We often reach for the same tired imagery: lukewarm frozen chips, deep-fried fish in leaden batter, peas microwaved into submission. But that’s only part of the story. In truth, British cuisine isn’t inherently inferior, it’s just suffered from decades of lowered expectations. The issue isn’t the food; it’s what we’ve come to accept as normal.

In the Basque Country, where I’ve spent most of my life, even the cheapest menú del día – usually around €12 or €14 – comes with a sense of pride. The chips are peeled and cut by hand in the kitchen. Putting frozen fries on a plate would be considered not just lazy, but disrespectful. A quiet contract exists between the cook and the guest: If you’ve come to eat, I’ll do it properly.

You don’t need a Michelin star to show care. Just a kitchen, good local produce, and some time.

It’s not that Britain lacks the ingredients. Our dairy, seafood, game and vegetables are among the best in Europe. We have native breeds of beef and lamb, remarkable apples, world-class oysters. So why has our food reputation struggled to keep pace?

Part of the answer lies in history. The Industrial Revolution reshaped how Britons cooked and ate. Rural traditions were replaced by factory meals, home cooking gave way to mass catering. Then came two world wars, and with them, decades of rationing that dulled the national palate. By the mid-20th century, “British food” had become shorthand for practicality, not pleasure.

Meanwhile, other countries doubled down on their culinary identities. France codified its cuisine, creating a formal gastronomic language around sauces, service, and presentation. The Basques protected theirs – not just with pride, but with institutions: cooking societies (txokos), culinary schools, and an ecosystem that nurtured the avant-garde while honouring tradition.

Now that I live in Oxford, I hope things are beginning to change in Britain.

A generation of British chefs, growers, winemakers and home cooks have been rebuilding something more thoughtful, more rooted. Vineyards in Kent and Sussex now produce sparkling wines that compete with Champagne. Restaurants from Padstow to the Pennines are celebrating British produce with care and clarity.

At its best, modern British food is seasonal, ingredient-led, and confident. It doesn’t need to imitate other cuisines.
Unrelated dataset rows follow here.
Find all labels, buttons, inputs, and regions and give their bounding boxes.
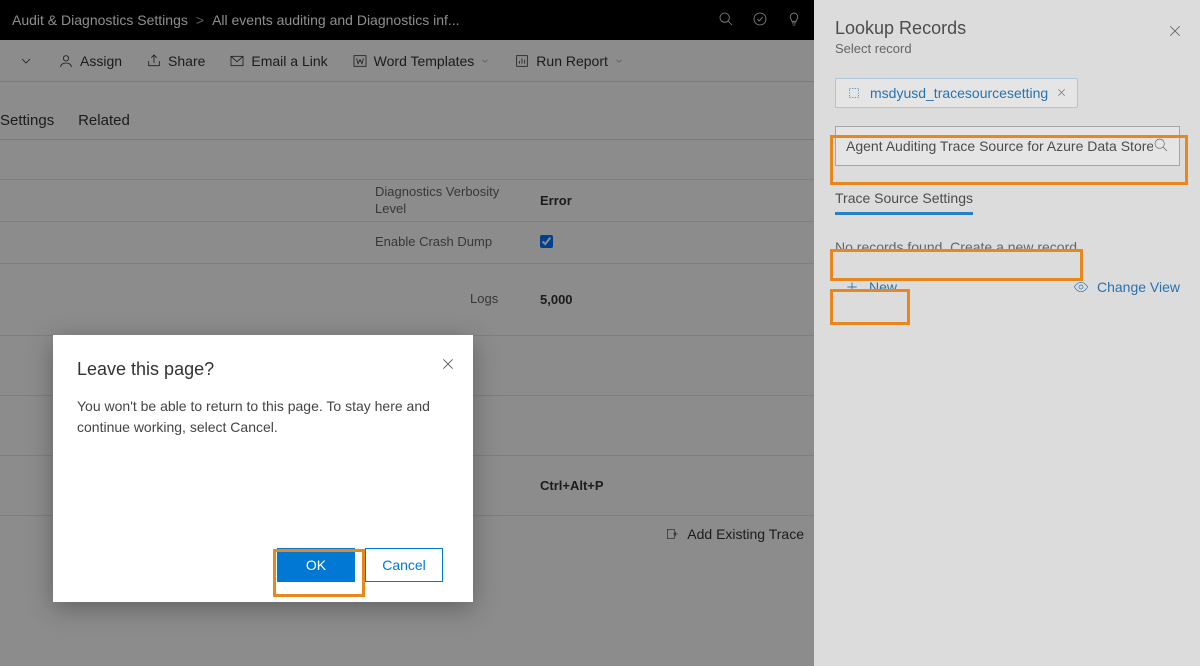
plus-icon	[845, 280, 859, 294]
leave-page-dialog: Leave this page? You won't be able to re…	[53, 335, 473, 602]
lookup-subtitle: Select record	[835, 41, 1180, 56]
new-record-button[interactable]: New	[835, 273, 907, 301]
new-label: New	[869, 279, 897, 295]
entity-pill-label: msdyusd_tracesourcesetting	[870, 85, 1048, 101]
entity-pill[interactable]: msdyusd_tracesourcesetting	[835, 78, 1078, 108]
lookup-search[interactable]	[835, 126, 1180, 166]
cancel-button[interactable]: Cancel	[365, 548, 443, 582]
lookup-section-tab[interactable]: Trace Source Settings	[835, 190, 973, 215]
no-records-message: No records found. Create a new record.	[835, 235, 1180, 259]
lookup-search-input[interactable]	[846, 138, 1153, 154]
entity-icon	[846, 85, 862, 101]
close-icon	[1168, 24, 1182, 38]
close-icon	[441, 357, 455, 371]
dialog-close-button[interactable]	[441, 357, 455, 374]
remove-pill-button[interactable]	[1056, 85, 1067, 101]
change-view-button[interactable]: Change View	[1073, 279, 1180, 295]
ok-button[interactable]: OK	[277, 548, 355, 582]
dialog-title: Leave this page?	[77, 359, 449, 380]
eye-icon	[1073, 279, 1089, 295]
change-view-label: Change View	[1097, 279, 1180, 295]
dialog-body: You won't be able to return to this page…	[77, 396, 449, 438]
lookup-panel: Lookup Records Select record msdyusd_tra…	[814, 0, 1200, 666]
lookup-close-button[interactable]	[1168, 24, 1182, 41]
search-icon[interactable]	[1153, 137, 1169, 156]
lookup-title: Lookup Records	[835, 18, 1180, 39]
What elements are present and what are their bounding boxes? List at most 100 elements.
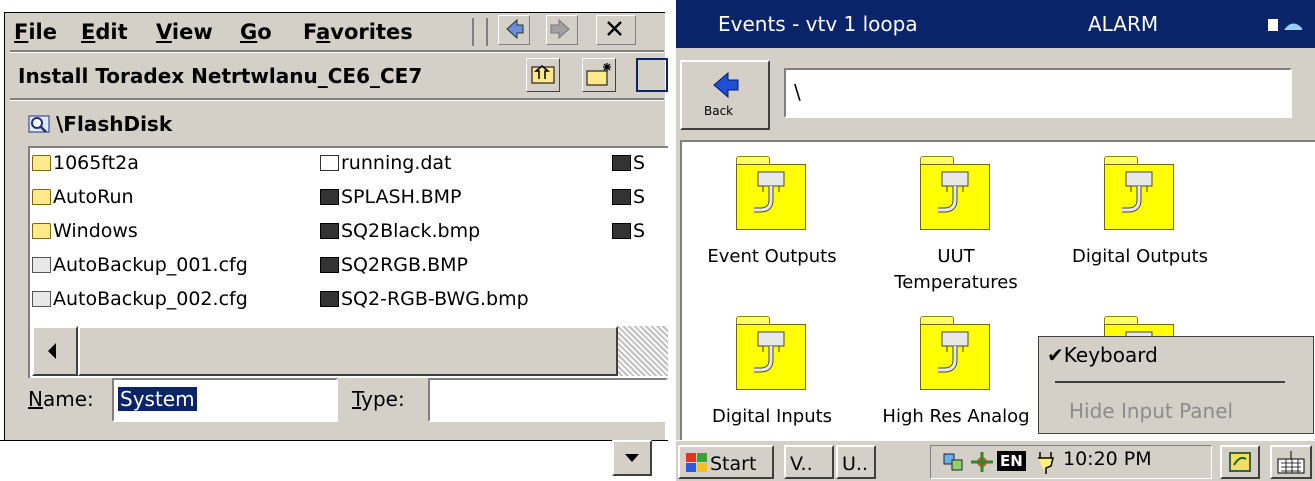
file-name: S <box>633 152 646 174</box>
bmp-file-icon <box>612 155 631 171</box>
taskbar-window-1[interactable]: V.. <box>784 445 834 479</box>
serial-port-icon <box>754 331 785 373</box>
chevron-down-icon <box>625 454 639 462</box>
menu-file[interactable]: File <box>14 20 57 44</box>
file-item[interactable]: SQ2RGB.BMP <box>320 252 468 278</box>
folder-item[interactable] <box>920 316 990 392</box>
new-folder-button[interactable] <box>582 58 616 92</box>
folder-item[interactable] <box>1104 156 1174 232</box>
start-button[interactable]: Start <box>678 445 774 479</box>
cfg-file-icon <box>32 291 51 307</box>
scroll-track[interactable] <box>618 326 668 376</box>
checkmark-icon: ✔ <box>1047 343 1064 367</box>
language-indicator[interactable]: EN <box>997 451 1026 471</box>
serial-port-icon <box>938 331 969 373</box>
folder-item[interactable] <box>736 316 806 392</box>
location-row: \FlashDisk <box>28 112 172 136</box>
file-item[interactable]: S <box>612 184 645 210</box>
desktop-button[interactable] <box>1220 445 1260 479</box>
keyboard-menu-label: Keyboard <box>1063 343 1158 367</box>
file-item[interactable]: S <box>612 218 645 244</box>
hide-input-panel-item[interactable]: Hide Input Panel <box>1069 399 1233 423</box>
menu-favorites[interactable]: Favorites <box>303 20 413 44</box>
title-divider <box>10 98 664 101</box>
menu-go[interactable]: Go <box>240 20 272 44</box>
up-folder-button[interactable] <box>526 58 560 92</box>
name-label-mnemonic: N <box>28 387 43 411</box>
name-label-rest: ame: <box>42 387 94 411</box>
file-name: SQ2-RGB-BWG.bmp <box>341 288 529 310</box>
power-plug-icon[interactable] <box>1035 450 1057 476</box>
type-label-rest: ype: <box>361 387 405 411</box>
dropdown-button[interactable] <box>612 440 652 476</box>
name-field[interactable]: System <box>112 378 338 422</box>
network-icon[interactable] <box>941 450 967 474</box>
start-label: Start <box>710 453 757 475</box>
file-item[interactable]: 1065ft2a <box>32 150 139 176</box>
folder-label: High Res Analog <box>882 406 1030 427</box>
type-label-mnemonic: T <box>352 387 362 411</box>
file-item[interactable]: SQ2Black.bmp <box>320 218 480 244</box>
system-tray: EN 10:20 PM <box>930 445 1212 479</box>
file-item[interactable]: AutoBackup_002.cfg <box>32 286 248 312</box>
folder-item[interactable] <box>736 156 806 232</box>
desktop-icon <box>1229 452 1251 472</box>
folder-item[interactable] <box>920 156 990 232</box>
file-item[interactable]: AutoRun <box>32 184 134 210</box>
taskbar-window-2[interactable]: U.. <box>836 445 876 479</box>
menu-favorites-rest: vorites <box>330 20 413 44</box>
menu-go-rest: o <box>257 20 272 44</box>
menu-edit[interactable]: Edit <box>81 20 128 44</box>
magnifier-folder-icon <box>28 115 50 133</box>
file-item[interactable]: AutoBackup_001.cfg <box>32 252 248 278</box>
scroll-thumb[interactable] <box>78 326 618 376</box>
menu-favorites-mnemonic: a <box>316 20 331 44</box>
type-field[interactable] <box>428 378 668 422</box>
up-folder-icon <box>531 65 555 84</box>
forward-arrow-icon <box>550 18 570 40</box>
file-name: 1065ft2a <box>53 152 139 174</box>
back-nav-button[interactable] <box>498 15 530 45</box>
toolbar-grip[interactable] <box>472 18 488 46</box>
file-item[interactable]: SQ2-RGB-BWG.bmp <box>320 286 529 312</box>
file-name: S <box>633 186 646 208</box>
file-name: S <box>633 220 646 242</box>
bmp-file-icon <box>612 189 631 205</box>
file-name: SPLASH.BMP <box>341 186 462 208</box>
keyboard-menu-item[interactable]: ✔Keyboard <box>1047 343 1158 367</box>
menu-edit-mnemonic: E <box>81 20 96 44</box>
forward-nav-button[interactable] <box>546 15 578 45</box>
serial-port-icon <box>938 171 969 213</box>
input-panel-button[interactable] <box>1270 445 1312 479</box>
back-arrow-icon <box>506 18 524 40</box>
keyboard-icon <box>1277 451 1305 474</box>
window-bottom-edge <box>0 440 668 441</box>
folder-label: Digital Inputs <box>711 406 833 427</box>
view-mode-button[interactable] <box>636 58 668 92</box>
file-item[interactable]: Windows <box>32 218 138 244</box>
windows-logo-icon <box>686 453 707 472</box>
menu-edit-rest: dit <box>95 20 128 44</box>
folder-label: Digital Outputs <box>1071 246 1208 267</box>
scroll-left-button[interactable] <box>32 326 78 376</box>
serial-port-icon <box>754 171 785 213</box>
folder-label: Event Outputs <box>707 246 837 267</box>
menu-view-mnemonic: V <box>156 20 172 44</box>
close-button[interactable] <box>596 15 636 45</box>
clock[interactable]: 10:20 PM <box>1063 448 1152 470</box>
file-name: AutoRun <box>53 186 134 208</box>
activesync-icon[interactable] <box>969 450 995 474</box>
name-label: Name: <box>28 387 94 411</box>
input-panel-menu: ✔Keyboard Hide Input Panel <box>1038 336 1314 434</box>
menu-view[interactable]: View <box>156 20 213 44</box>
folder-file-icon <box>32 189 51 205</box>
horizontal-scrollbar[interactable] <box>32 326 668 376</box>
file-item[interactable]: running.dat <box>320 150 452 176</box>
file-item[interactable]: SPLASH.BMP <box>320 184 461 210</box>
file-save-dialog-window: File Edit View Go Favorites Install Tora… <box>0 0 668 481</box>
file-item[interactable]: S <box>612 150 645 176</box>
file-name: AutoBackup_001.cfg <box>53 254 248 276</box>
dat-file-icon <box>320 155 339 171</box>
folder-file-icon <box>32 223 51 239</box>
menu-go-mnemonic: G <box>240 20 258 44</box>
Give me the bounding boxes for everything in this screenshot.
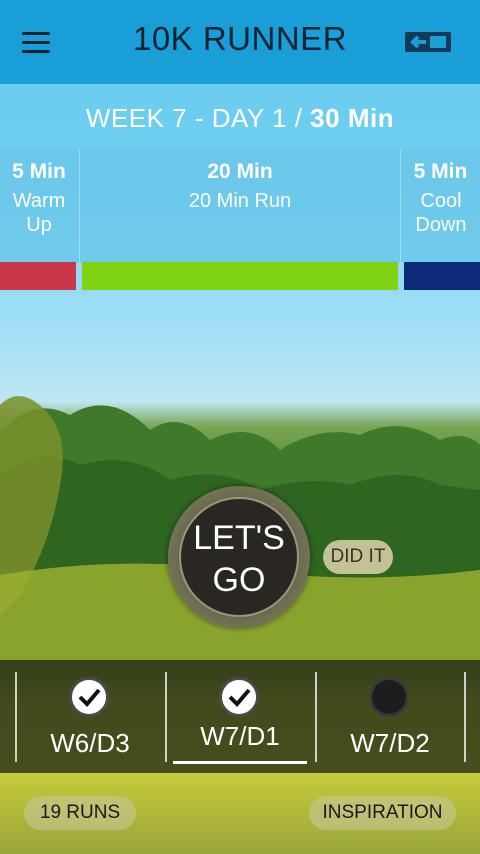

It just needs to believe in itself.

If Britain has a culinary flaw, it’s not in its flavours, it’s in its standards. Somewhere along the way, we stopped expecting meals to be made with care unless we were paying £60 a head for them. The problem isn’t that we eat chips. It’s that we’ve come to accept the frozen variety as default, in pubs, cafés, and even restaurants.

But we should still notice the difference. We still know, instinctively, that when someone peels the potato, fillets the fish, dresses the leaves, that’s food made by someone who gives a toss. And that, really, is what separates a great meal from a forgettable one.

Lunch in the garden today reminded me of that. Everything on the plate was British. But the ethos behind it – the respect for ingredients, the effort behind the preparation – was pure Basque.

British food doesn’t need a makeover, just a little more care, and a little more belief. As for me, here in the garden and the kids already watching something on TV, perhaps just one more glass of this fizz from Kent.